Independent MP Marlene Farrugia had presented the confidence motion against Mizzi on 4th May 2016 amid growing allegations and revelations of money laundering linked to the Panama Papers scandal.
It was shot down despite having opposition support, with 36 votes against and 31 votes in favour. Every government MP backed Mizzi. It did not stop Farrugia, who tried to table a similar motion against Schembri. However, this was defeated with 35 government MPs voting against and 30 opposition MPs in favour.
Fearne voted in favour of Mizzi and Schembri back then.
However, he revealed they only did so on the orders of the then-government whip, Farrugia’s husband, Godfrey Farrugia, who said that it will not be a free vote.
Godfrey Farrugia has since said he regrets his decision to do so.
“I had openly said that Konrad Mizzi and Keith Schembri had to go. There were discussions within the parliamentary group as well as with the prime minister [Joseph Muscat],” he said.
“The prime minister had told me that Mizzi would not remain a minister. As for Schembri, he told me ‘he is my person of trust and it’s up to me to decide, not cabinet’,” Fearne told the board in defence of his decision.
Mizzi and Schembri would be forced to resign more than three years later in the wake of Yorgen Fenech’s arrest in connection to the assassination of journalist Daphne Caruana Galizia.
Schembri may be the only one of them being investigated in relation to the case. However, the pair’s links to major corruption deals, which could have played a part in her death, continue.
Mizzi and Schembri’s Panama companies listed 17 Black as their target client, along with the as-yet-unknown Macbridge.
17 Black is the Dubai company of Yorgen Fenech, the main suspect in the murder.
Earlier, Matthew Caruana Galizia hinted that Electrogas, where Fenech was a shareholder, was at risk of defaulting on a major €600 million government-guaranteed loan which could trigger a collapse in the government’s credit rating . He noted this could be a motive behind the murder.

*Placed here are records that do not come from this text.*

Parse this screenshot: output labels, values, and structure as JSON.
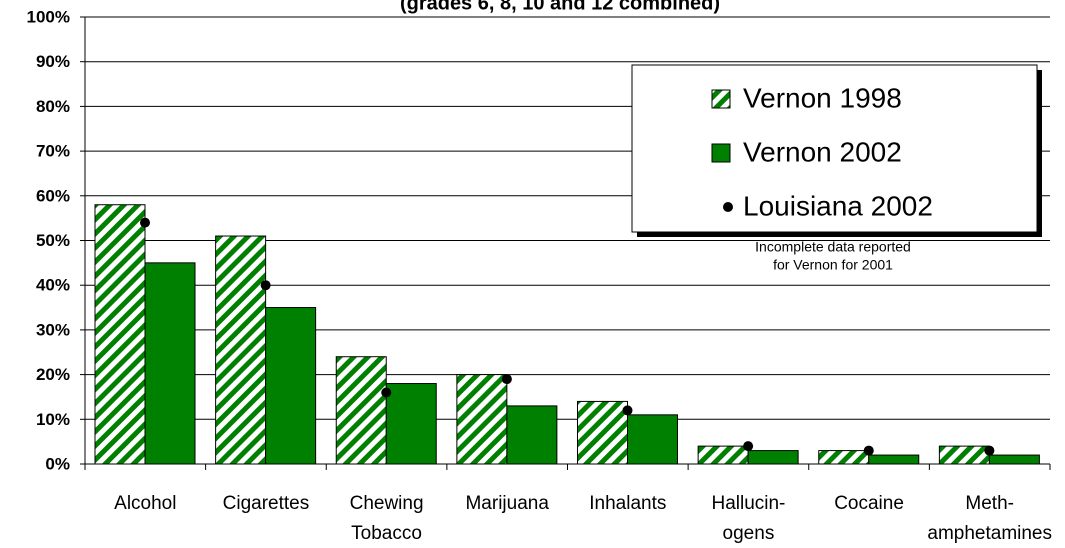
{
  "chart_data": {
    "type": "bar",
    "title": "(grades 6, 8, 10 and 12 combined)",
    "categories": [
      "Alcohol",
      "Cigarettes",
      "Chewing\nTobacco",
      "Marijuana",
      "Inhalants",
      "Hallucin-\nogens",
      "Cocaine",
      "Meth-\namphetamines"
    ],
    "series": [
      {
        "name": "Vernon 1998",
        "color": "#008000",
        "pattern": "hatched",
        "values": [
          58,
          51,
          24,
          20,
          14,
          4,
          3,
          4
        ]
      },
      {
        "name": "Vernon 2002",
        "color": "#008000",
        "values": [
          45,
          35,
          18,
          13,
          11,
          3,
          2,
          2
        ]
      },
      {
        "name": "Louisiana 2002",
        "color": "#000000",
        "mark": "point",
        "values": [
          54,
          40,
          16,
          19,
          12,
          4,
          3,
          3
        ]
      }
    ],
    "annotations": [
      "Incomplete data reported",
      "for Vernon for 2001"
    ],
    "ylim": [
      0,
      100
    ],
    "yticks": [
      {
        "value": 0,
        "label": "0%"
      },
      {
        "value": 10,
        "label": "10%"
      },
      {
        "value": 20,
        "label": "20%"
      },
      {
        "value": 30,
        "label": "30%"
      },
      {
        "value": 40,
        "label": "40%"
      },
      {
        "value": 50,
        "label": "50%"
      },
      {
        "value": 60,
        "label": "60%"
      },
      {
        "value": 70,
        "label": "70%"
      },
      {
        "value": 80,
        "label": "80%"
      },
      {
        "value": 90,
        "label": "90%"
      },
      {
        "value": 100,
        "label": "100%"
      }
    ],
    "grid": true,
    "legend": "upper right"
  }
}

A report by the FIAU found that 17 Black had received at least three payments – one of €161,000 from Maltese local agent for the tanker supplying gas to the LNG power station and two separate payments amounting to €1.1 million from Baratzada through ABLV Bank.
ABLV was recently raised in one of Latvia’s most extensive investigations into money laundering yet.
More recently, 17 Black was found to be at the centre of a dubious deal involving the purchase of a Montenegro wind farm by Malta’s state-owned Enemalta plc.
Recent reports by Reuters and Times of Malta uncovered that the Maltese government had agreed to pay out €10.3 million for a Montenegro wind farm that had just been bought for €2.9 million two weeks prior.